I have to fight with school. I have to get a 504 to protect me and even then it does not offer that much protection. Last semester when I taking one of my finals I felt like I was dropping. I took out my meter and tested and sure enough I was in the 40's. The teacher then came up and took my exam and told me to get out. I was very confused and I ran through my mind did I black out and do something crazy? I asked him if we could go in the hall to talk about this. In the hall he told me that I was cheating because I got out my meter. I tell all my professors at the beginning of the semester that I am diabetic and I will have to eat, test and take a shot at some point. Only after I threatened legal action because he was violating the Americans with disabilities act did he allow me to finish my exam. But why did I have to go to such an extreme statement? Why was this even a fight?
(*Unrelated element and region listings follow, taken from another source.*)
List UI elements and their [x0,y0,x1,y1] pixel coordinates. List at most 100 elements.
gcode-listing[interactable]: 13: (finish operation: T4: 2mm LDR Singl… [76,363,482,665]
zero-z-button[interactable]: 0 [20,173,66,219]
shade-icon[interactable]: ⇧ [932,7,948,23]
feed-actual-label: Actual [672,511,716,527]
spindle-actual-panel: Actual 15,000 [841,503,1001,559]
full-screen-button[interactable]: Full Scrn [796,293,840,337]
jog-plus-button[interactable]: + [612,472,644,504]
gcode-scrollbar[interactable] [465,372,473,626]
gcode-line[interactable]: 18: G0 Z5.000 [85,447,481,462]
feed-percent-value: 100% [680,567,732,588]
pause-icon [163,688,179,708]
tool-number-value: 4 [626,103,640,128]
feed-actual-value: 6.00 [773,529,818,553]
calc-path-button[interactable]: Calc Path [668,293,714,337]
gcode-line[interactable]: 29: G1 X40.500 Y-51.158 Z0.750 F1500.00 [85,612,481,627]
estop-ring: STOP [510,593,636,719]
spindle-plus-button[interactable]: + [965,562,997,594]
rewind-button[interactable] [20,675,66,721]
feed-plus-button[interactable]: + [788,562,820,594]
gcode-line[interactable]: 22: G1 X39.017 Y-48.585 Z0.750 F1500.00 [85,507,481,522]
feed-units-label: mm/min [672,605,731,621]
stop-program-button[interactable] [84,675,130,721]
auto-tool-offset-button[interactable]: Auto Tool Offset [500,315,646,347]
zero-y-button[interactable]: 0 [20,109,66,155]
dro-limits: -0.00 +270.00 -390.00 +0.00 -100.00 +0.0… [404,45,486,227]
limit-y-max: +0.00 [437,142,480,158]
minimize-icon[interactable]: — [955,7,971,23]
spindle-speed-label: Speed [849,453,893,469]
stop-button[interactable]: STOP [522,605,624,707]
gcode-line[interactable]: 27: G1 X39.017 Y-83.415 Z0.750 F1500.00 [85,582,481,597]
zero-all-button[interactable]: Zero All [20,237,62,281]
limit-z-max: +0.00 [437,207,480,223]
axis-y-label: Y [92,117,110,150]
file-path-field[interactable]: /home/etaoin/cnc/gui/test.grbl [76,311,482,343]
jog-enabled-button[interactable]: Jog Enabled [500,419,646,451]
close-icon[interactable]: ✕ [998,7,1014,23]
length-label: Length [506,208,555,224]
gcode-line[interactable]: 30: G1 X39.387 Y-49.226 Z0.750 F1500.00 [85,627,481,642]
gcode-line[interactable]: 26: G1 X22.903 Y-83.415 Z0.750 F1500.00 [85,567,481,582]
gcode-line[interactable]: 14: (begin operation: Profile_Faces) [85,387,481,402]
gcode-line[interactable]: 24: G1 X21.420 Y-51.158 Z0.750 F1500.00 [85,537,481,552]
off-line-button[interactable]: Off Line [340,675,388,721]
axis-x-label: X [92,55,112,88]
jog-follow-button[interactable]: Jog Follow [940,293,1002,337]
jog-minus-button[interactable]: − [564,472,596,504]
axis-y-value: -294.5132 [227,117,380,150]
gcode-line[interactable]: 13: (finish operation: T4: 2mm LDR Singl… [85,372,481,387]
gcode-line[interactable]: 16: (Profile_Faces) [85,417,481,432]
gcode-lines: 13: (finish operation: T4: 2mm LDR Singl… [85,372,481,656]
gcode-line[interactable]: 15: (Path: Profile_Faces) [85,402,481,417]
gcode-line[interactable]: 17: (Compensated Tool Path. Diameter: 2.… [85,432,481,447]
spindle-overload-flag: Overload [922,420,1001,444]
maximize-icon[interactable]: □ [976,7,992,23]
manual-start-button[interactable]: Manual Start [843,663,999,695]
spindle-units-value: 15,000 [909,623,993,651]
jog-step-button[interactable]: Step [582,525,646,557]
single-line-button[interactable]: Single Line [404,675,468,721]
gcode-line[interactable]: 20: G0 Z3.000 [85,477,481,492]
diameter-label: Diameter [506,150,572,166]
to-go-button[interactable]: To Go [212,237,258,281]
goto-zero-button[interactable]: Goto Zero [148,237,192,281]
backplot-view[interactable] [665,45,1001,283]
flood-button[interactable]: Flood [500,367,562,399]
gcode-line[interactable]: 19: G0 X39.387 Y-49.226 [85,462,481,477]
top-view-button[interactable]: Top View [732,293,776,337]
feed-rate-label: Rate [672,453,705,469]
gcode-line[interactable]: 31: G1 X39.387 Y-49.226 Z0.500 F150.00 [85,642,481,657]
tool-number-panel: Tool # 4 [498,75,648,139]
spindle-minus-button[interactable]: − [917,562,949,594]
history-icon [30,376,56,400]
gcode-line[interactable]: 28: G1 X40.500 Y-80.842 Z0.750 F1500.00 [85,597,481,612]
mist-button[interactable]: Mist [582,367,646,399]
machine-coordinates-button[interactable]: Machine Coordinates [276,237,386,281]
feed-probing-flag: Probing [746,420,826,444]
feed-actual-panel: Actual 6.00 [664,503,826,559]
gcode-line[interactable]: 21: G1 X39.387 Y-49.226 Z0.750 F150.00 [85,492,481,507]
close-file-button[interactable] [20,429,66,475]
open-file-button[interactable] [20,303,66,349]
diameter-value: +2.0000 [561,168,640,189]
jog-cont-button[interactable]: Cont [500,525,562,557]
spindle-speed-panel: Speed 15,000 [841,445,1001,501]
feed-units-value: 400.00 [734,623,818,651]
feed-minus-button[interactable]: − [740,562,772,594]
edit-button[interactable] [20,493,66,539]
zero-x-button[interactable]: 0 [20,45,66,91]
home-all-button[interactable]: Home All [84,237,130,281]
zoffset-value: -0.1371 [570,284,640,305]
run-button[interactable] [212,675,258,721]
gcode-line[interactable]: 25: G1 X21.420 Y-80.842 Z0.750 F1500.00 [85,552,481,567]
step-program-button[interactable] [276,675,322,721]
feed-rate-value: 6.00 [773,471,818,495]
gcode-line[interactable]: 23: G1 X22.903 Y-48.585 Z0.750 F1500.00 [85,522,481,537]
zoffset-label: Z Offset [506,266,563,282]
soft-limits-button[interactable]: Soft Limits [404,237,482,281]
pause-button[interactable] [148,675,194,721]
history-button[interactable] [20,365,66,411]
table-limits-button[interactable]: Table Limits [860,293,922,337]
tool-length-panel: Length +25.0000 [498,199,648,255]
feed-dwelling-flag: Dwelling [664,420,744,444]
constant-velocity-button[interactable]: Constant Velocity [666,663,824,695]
Today the local pharmacy I used picked a fight. Yesterday I noticed my insulin was running low and that I needed to go get a refill. I went to Walgreens. I went to the counter and asked for a refill of Novolog but instead of the flexpens I asked for a vial. The tech then told me they could not give me a vial because the prescription said novo log flexpen. I did not understand the difference but I told them to call my doctor and get the new prescription but that I would need the insulin by the next day, January 17. I got up the today and did my regular routine. I checked my blood glucose, 156, ate breakfast which was 45g of carbs and took my insulin through my insulin pump. I then left my house and went to Walgreens to pick up my prescription because I only had 6 units left in my pump and would need to refill and change my pump site before I went to class. When I requested my prescription they told me they had not been able to get a hold of the doctor. I then agreed to the pens because I HAVE to have insulin and the insulin in my pump would not last until lunch. I told them to call the doctor again because I will need a vial but that the pens will do until the doctor could send the refill. The pharmacist then informed me that they were out of Novolog flexpens. I then asked her if she could then sell me the vial since they were out the pens. She said no. I wanted to know the difference between the two because the ONLY difference between the two is the container. A prescription does not reference the container only the insulin in the containers. I then asked the pharmacist what she thought I should do and she told me I should not eat until I get insulin. At this point I got mean and rude and just plain ANGRY! This statement was medically negligent and just shows that this pharmacist does not understand diabetes OR insulin! First off I am a TYPE 1 diabetic. I am insulin dependent and I must inject it to survive. Second there are many hormones in the body to raise blood glucose while there is only one to lower it. Therefore her advice to just not eat would not work. I then left this Walgreens and went to class. While in class my insulin ran out and my insulin pump constantly beeped and disrupted my class. I went from a blood glucose of 125 in my first class at 9:25 to a blood glucose of 299 after I ran out of insulin. I went almost 3 hours without insulin and my blood glucose skyrocketed.

At this point I am tired of fighting... Everything about this damn disease is a fight. I am fighting with my body, I am fighting with insurance, I am fighting with school and now I have to fight with the pharmacy. Having diabetes is tough enough why must we fight an uphill battle to the the care we need? But honestly its not just diabetes that is a uphill battle and complicated song and dance; it is cancer, it is aids, it is the flu, it is every sickness! Why is it such a fight? It is sickening all the hoops we must jump to get the help we need; which ultimately makes us more frustrated AND sicker.




1 comment:

  1. Hi, I just showed my daughter your story about the teacher taking the exam paper as a strong example of how she is in charge of her health and she cannot let those in 'authority' get her to ignore her rights or to stop her taking the steps she needs to mind her health. I'm sorry the fight is tiring you but you've impressed a little girl as to how strong you are and she can be.